Grade-A hacking here!
the Kapton tape really is necessary...
Make liberal use of Kapton tape, covering all the exposed pads to avoid short circuits later.
3) Perform UglyHack™ No.2 by desoldering the RSMA connector and soldering on the pigtail one.
Again, Kapton tape is a must, not only as an electrical insulator, but also strain relief.

4) add the DC-DC power module (forgot pics, sry)
5) make an aluminium enclosure like so:
The other half is just a rectangular "U" shape, some of the holes are actually threaded.
6) Jam everything in, making sure that nothing is touching where it shouldn't.
In my implementation, the Pi is held a few mm away from the wall with screws and nuts on flexible washers. Some day I'll probably add a thermal pad between the main IC and the box, it does get warm.
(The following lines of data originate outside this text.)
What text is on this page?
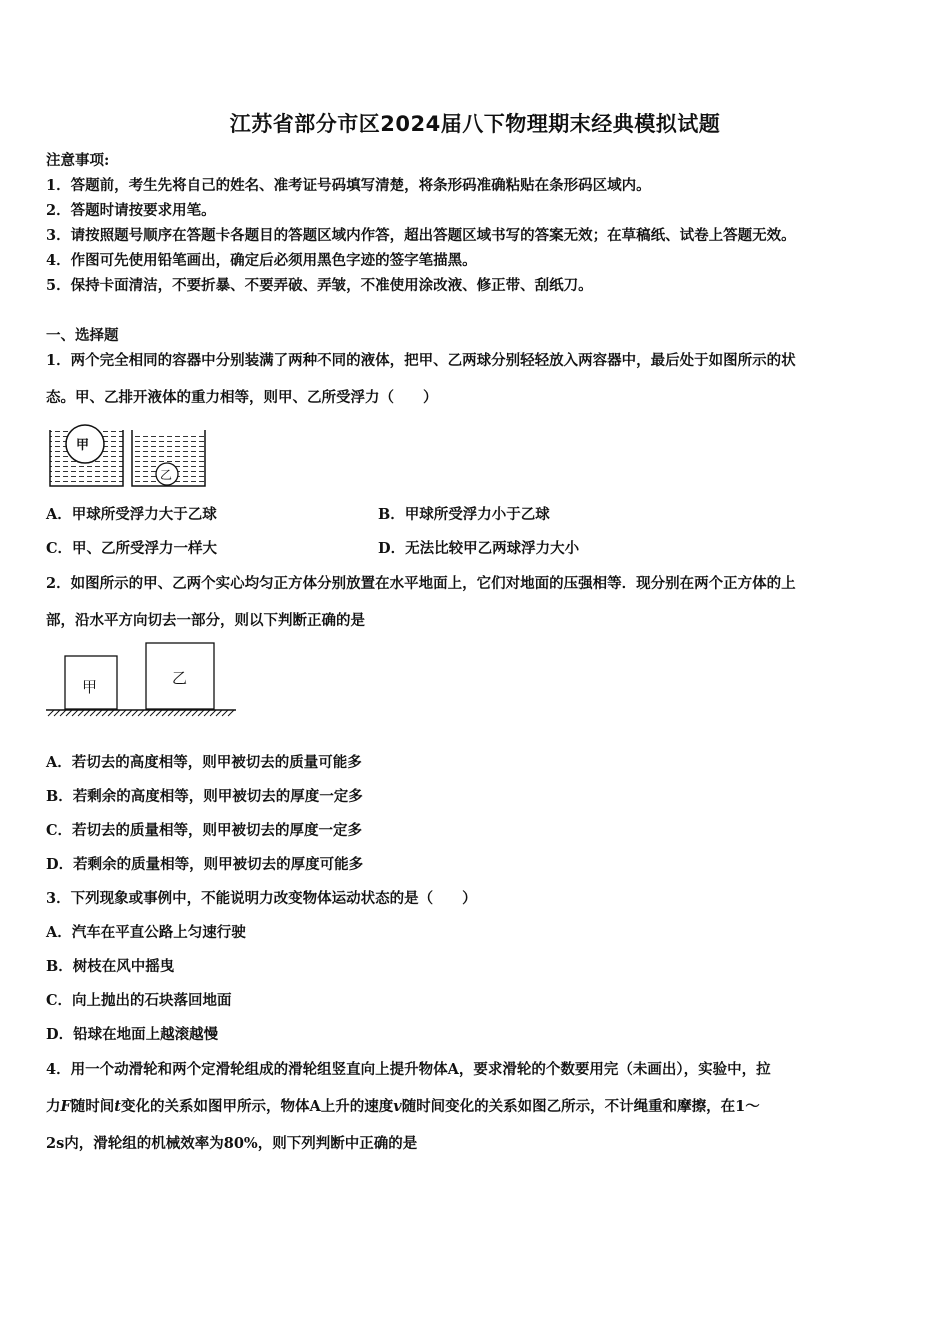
江苏省部分市区2024届八下物理期末经典模拟试题
注意事项:
1．答题前，考生先将自己的姓名、准考证号码填写清楚，将条形码准确粘贴在条形码区域内。
2．答题时请按要求用笔。
3．请按照题号顺序在答题卡各题目的答题区域内作答，超出答题区域书写的答案无效；在草稿纸、试卷上答题无效。
4．作图可先使用铅笔画出，确定后必须用黑色字迹的签字笔描黑。
5．保持卡面清洁，不要折暴、不要弄破、弄皱，不准使用涂改液、修正带、刮纸刀。
一、选择题
1．两个完全相同的容器中分别装满了两种不同的液体，把甲、乙两球分别轻轻放入两容器中，最后处于如图所示的状
态。甲、乙排开液体的重力相等，则甲、乙所受浮力（　　）
甲
乙
A．甲球所受浮力大于乙球	B．甲球所受浮力小于乙球
C．甲、乙所受浮力一样大	D．无法比较甲乙两球浮力大小
2．如图所示的甲、乙两个实心均匀正方体分别放置在水平地面上，它们对地面的压强相等．现分别在两个正方体的上
部，沿水平方向切去一部分，则以下判断正确的是
甲	乙
A．若切去的高度相等，则甲被切去的质量可能多
B．若剩余的高度相等，则甲被切去的厚度一定多
C．若切去的质量相等，则甲被切去的厚度一定多
D．若剩余的质量相等，则甲被切去的厚度可能多
3．下列现象或事例中，不能说明力改变物体运动状态的是（　　）
A．汽车在平直公路上匀速行驶
B．树枝在风中摇曳
C．向上抛出的石块落回地面
D．铅球在地面上越滚越慢
4．用一个动滑轮和两个定滑轮组成的滑轮组竖直向上提升物体A，要求滑轮的个数要用完（未画出），实验中，拉
力F随时间t变化的关系如图甲所示，物体A上升的速度v随时间变化的关系如图乙所示，不计绳重和摩擦，在1～
2s内，滑轮组的机械效率为80%，则下列判断中正确的是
The metal shield of the WiFi dongle is in direct contact with the wall to aid cooling, as it gets fairly hot when running with EZ-wifibroadcast. The DC-DC module is not even warm to the touch, so it can just float in the middle.
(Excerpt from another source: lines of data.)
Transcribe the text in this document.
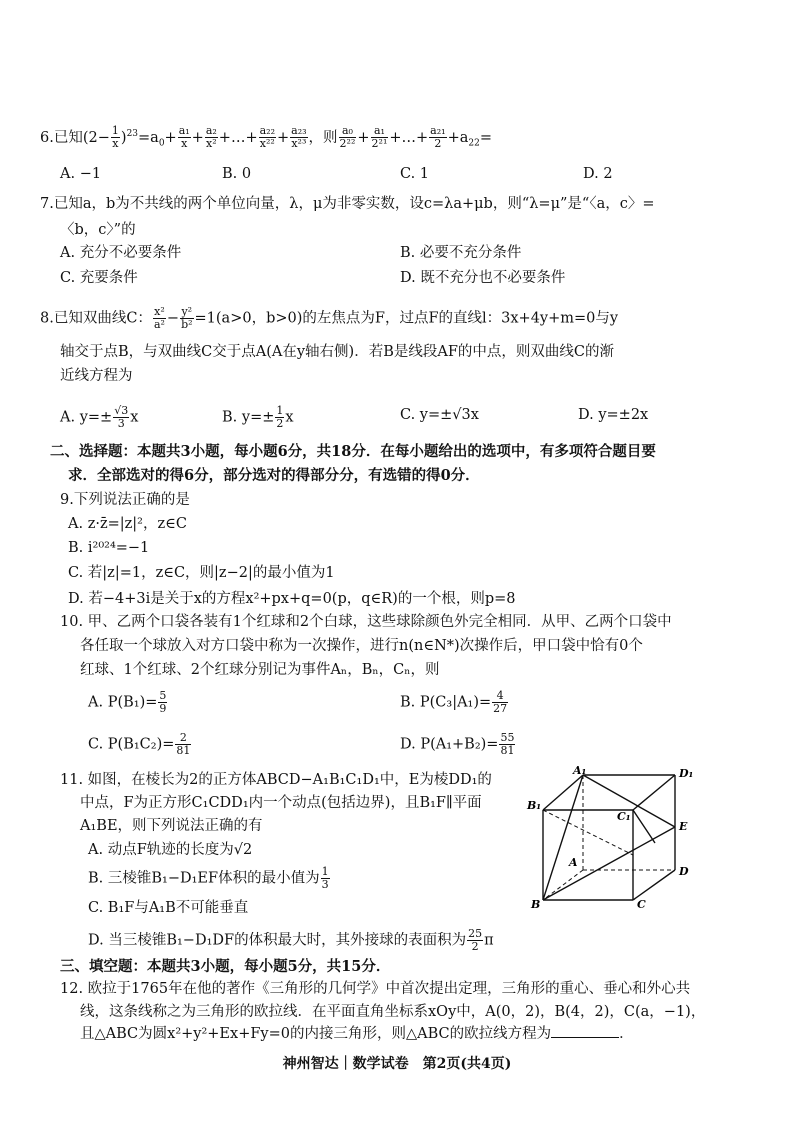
6.已知$(2- \frac{1}{x} )^{23}=a_0+ \frac{\text{a₁}}{x} + \frac{\text{a₂}}{\text{x²}}$ +…+ $\frac{\text{a₂₂}}{\text{x²²}} + \frac{\text{a₂₃}}{\text{x²³}}$ ，则 $\frac{\text{a₀}}{\text{2²²}} + \frac{\text{a₁}}{\text{2²¹}}$ +…+ $\frac{\text{a₂₁}}{2} +a_{22}=$
A. −1	B. 0	C. 1	D. 2
7.已知a，b为不共线的两个单位向量，λ，μ为非零实数，设c=λa+μb，则“λ=μ”是“〈a，c〉=
〈b，c〉”的
A. 充分不必要条件	B. 必要不充分条件
C. 充要条件	D. 既不充分也不必要条件
8.已知双曲线C： $\frac{\text{x²}}{\text{a²}} - \frac{\text{y²}}{\text{b²}} =1(a>0$，b>0)的左焦点为F，过点F的直线l：3x+4y+m=0与y
轴交于点B，与双曲线C交于点A(A在y轴右侧)．若B是线段AF的中点，则双曲线C的渐
近线方程为
A. $y=\pm \frac{√3}{3}$ x	B. $y=\pm \frac{1}{2}$ x	C. y=±√3x	D. y=±2x
二、选择题：本题共3小题，每小题6分，共18分．在每小题给出的选项中，有多项符合题目要
求．全部选对的得6分，部分选对的得部分分，有选错的得0分．
9.下列说法正确的是
A. z·z̄=|z|²，z∈C
B. i²⁰²⁴=−1
C. 若|z|=1，z∈C，则|z−2|的最小值为1
D. 若−4+3i是关于x的方程x²+px+q=0(p，q∈R)的一个根，则p=8
10. 甲、乙两个口袋各装有1个红球和2个白球，这些球除颜色外完全相同．从甲、乙两个口袋中
各任取一个球放入对方口袋中称为一次操作，进行n(n∈N*)次操作后，甲口袋中恰有0个
红球、1个红球、2个红球分别记为事件Aₙ，Bₙ，Cₙ，则
A. $P(B_1)= \frac{5}{9}$	B. $P(C_3|A_1)= \frac{4}{27}$
C. $P(B_1C_2)= \frac{2}{81}$	D. $P(A_1+B_2)= \frac{55}{81}$
11. 如图，在棱长为2的正方体ABCD−A₁B₁C₁D₁中，E为棱DD₁的
中点，F为正方形C₁CDD₁内一个动点(包括边界)，且B₁F∥平面
A₁BE，则下列说法正确的有
A. 动点F轨迹的长度为√2
B. 三棱锥B₁−D₁EF体积的最小值为 $\frac{1}{3}$
C. B₁F与A₁B不可能垂直
D. 当三棱锥B₁−D₁DF的体积最大时，其外接球的表面积为 $\frac{25}{2}$ π
A₁	D₁
B₁
C₁
E
A
D
B	C
三、填空题：本题共3小题，每小题5分，共15分．
12. 欧拉于1765年在他的著作《三角形的几何学》中首次提出定理，三角形的重心、垂心和外心共
线，这条线称之为三角形的欧拉线．在平面直角坐标系xOy中，A(0，2)，B(4，2)，C(a，−1)，
且△ABC为圆x²+y²+Ex+Fy=0的内接三角形，则△ABC的欧拉线方程为	．
神州智达｜数学试卷　第2页(共4页)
7) connect camera, strain-relive the cable so it doesn't get damaged.
Bottom scale is mm, top is inches.
Definitely could be made even smaller!

8) attach to desired mode of transport
Totally not a bomb Mk III
Camera holder needs to be adjustable...
Antennas for WiFi and RC
A few notes:
  • The antenna arrangement here is not ideal, the WiFi and RC systems interfere with each other, they should probably at least be further apart... (or I should use 5 GHz WiFi).
  • EZ-wifibroadcast on default runs outside of allowed WiFi bands (shhh, don't tell anybody...) and I keep it that way, there really isn't anything critical or even important using this band and it keeps the mutual interference with other WiFi to a minimum.
  • There are 5 GHz modules that are known to work with wifibroadcast if you want to avoid interference in the 2.4 GHz band.
  • The XL6009 module should safely operate between 4V to 30V. Pushing the voltage to the limits is asking for it.
  • The XL6009 is superior to LM2577 in that it runs at 400kHz instead of 50kHz, meaning the inductors can be much smaller.
  • If you feel lucky or actually know how to design a better DC-DC module, you can run both the dongle and Rpi directly on 3.3V. Be however aware, that if you fuck up, you'll fry them both.
  • If I ever make this smaller, I'll use one of the fancier DC-DC controllers that run at 1MHz, so the inductors are even smaller and the ripple is easier to filter out.
  • I advise using EZ-wifibroadcast as it boots much faster.
  • Last but not least, keep in mind that the sytem draws slightly over 2.5W and most of this is dumped as heat between the Rpi and the WiFi dongle, you have to allow air to flow around the box, otherwise it might overheat.